The show lasted for three seasons, getting solid ratings, mostly with young audiences, but was canceled to make room for Gunsmoke's expanded run time.
The show enjoyed an after-life in syndication in the 1970s and 1980s where it was run in after school time-slots, and most kids only had three channels to choose from. This success led to some pretty horrible reunion specials, but eventually it faded into obscurity, buried by the rise in choice and quality in the television market, only a faint memory in the minds of late-baby-boomers.
So why is Warner Brothers doing a movie based on a show that has come to represent the low standards we used to suffer through because we didn't know any better?
Because they're scared.
Original concepts scare them, because a flop based on an original idea can get you fired. However, if you green-light a flop from something the company already owns, that was associated with success at sometime in the past, then you can claim that you did your due diligence and hedged your bets, so you can keep your bloated expense account.

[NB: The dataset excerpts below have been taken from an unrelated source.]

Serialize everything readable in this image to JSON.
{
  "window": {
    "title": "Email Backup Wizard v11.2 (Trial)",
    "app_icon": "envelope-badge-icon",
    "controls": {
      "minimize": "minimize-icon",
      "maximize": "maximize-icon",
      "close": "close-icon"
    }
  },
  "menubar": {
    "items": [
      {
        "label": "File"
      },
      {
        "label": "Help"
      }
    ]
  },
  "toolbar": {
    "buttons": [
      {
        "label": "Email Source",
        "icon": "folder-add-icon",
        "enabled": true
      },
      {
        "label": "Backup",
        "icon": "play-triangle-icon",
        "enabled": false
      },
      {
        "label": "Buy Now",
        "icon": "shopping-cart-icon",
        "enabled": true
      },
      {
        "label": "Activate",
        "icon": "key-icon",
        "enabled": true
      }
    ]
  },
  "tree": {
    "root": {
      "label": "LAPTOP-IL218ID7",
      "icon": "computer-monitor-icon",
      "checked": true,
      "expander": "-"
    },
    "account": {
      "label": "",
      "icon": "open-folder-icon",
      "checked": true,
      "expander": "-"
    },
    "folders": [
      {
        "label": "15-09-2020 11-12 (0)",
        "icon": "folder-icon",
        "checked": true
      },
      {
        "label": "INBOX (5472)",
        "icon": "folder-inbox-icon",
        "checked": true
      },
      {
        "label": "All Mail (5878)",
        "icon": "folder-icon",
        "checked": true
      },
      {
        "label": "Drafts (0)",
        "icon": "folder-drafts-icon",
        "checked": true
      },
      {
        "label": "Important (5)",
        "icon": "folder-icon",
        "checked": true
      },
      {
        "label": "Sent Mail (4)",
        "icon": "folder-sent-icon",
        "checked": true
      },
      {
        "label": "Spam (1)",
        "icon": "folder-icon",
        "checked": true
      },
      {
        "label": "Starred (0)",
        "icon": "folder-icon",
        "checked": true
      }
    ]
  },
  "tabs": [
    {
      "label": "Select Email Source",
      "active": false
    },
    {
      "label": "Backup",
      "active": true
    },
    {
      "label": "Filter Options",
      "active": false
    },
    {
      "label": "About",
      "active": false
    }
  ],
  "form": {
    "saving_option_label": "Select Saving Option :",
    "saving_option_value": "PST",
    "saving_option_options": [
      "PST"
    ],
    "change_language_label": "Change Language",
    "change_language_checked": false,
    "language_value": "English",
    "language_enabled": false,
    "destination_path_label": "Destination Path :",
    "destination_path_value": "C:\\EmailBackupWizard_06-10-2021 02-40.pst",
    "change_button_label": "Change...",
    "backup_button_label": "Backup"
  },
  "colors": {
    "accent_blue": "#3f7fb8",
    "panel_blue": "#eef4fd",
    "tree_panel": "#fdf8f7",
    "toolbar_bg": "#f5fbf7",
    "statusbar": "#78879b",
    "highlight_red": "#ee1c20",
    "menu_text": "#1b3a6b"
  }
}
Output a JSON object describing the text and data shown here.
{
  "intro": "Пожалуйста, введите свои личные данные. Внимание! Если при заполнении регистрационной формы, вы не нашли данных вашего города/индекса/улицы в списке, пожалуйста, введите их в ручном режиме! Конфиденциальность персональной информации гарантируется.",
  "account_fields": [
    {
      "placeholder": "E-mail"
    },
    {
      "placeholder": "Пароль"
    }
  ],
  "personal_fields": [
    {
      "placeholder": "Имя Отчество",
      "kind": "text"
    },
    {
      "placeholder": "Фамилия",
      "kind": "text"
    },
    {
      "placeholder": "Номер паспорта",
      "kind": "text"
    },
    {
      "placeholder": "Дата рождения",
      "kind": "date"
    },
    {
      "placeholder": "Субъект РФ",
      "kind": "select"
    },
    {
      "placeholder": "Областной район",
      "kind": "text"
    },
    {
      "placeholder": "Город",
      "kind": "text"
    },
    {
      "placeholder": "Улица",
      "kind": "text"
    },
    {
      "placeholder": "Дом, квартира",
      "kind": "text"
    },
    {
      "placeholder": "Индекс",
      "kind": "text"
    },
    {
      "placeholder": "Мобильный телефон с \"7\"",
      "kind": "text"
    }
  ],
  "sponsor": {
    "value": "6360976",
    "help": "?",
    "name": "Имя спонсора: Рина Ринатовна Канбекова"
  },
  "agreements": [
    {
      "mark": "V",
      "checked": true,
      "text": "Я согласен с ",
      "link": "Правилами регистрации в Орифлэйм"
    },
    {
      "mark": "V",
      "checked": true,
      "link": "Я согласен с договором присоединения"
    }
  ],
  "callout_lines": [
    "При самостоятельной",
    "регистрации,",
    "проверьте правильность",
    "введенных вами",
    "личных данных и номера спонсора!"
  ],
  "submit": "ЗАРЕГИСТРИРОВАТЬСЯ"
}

Let's look at the other bomb I saw coming our way…
The Sundance Channel's announced that they're developing Cold Dead Hands, a drama series about a fictional head of the National Rifle Association.
For those who don't know the National Rifle Association or NRA was founded in 1871 by Civil War veterans out to promote marksmanship and gun safety.
From the 1870s to the 1960s the role changed, first into a front for pro-Union and African-American rights organisations to meet in hostile southern states without getting attacked by the Ku Klux Klan, to a powerful gun-rights lobby group and font of all evil for the political left.
Which brings me to the show.
The Sundance Channel, much like the Sundance Festival that spawned it, is seen by Mr. & Mrs. Average American viewer as basically something created by Hollywood to make Hollywood feel better about itself. This show reeks of the exact same thing, and will mostly likely fall into the trap of the OFFEND/BORE MATRIX.
You see, something as politically charged as a channel founded by Robert Redford producing a show about the NRA, can only fail. This is because those who don't think the NRA is the font of all evil will feel insulted and offended, and those who do think the NRA is the font of all evil will be bored, because it'll just be a regurgitation of everything they read about the NRA in the New Republic.
Why bother watching it?
So why did it get the green-light for at least a pilot?
The cynical version is that those who run the Sundance Channel must feel a need to give their street cred a boost with a noble failure, and get supportive pats on the back from their peers at the next political fundraiser at George Clooney's beach house.
The rose-coloured glasses version is that the people running the channel really think this will turn the American people completely for gun control. But no one in Hollywood is that rosy.
That's what I think, what do you think?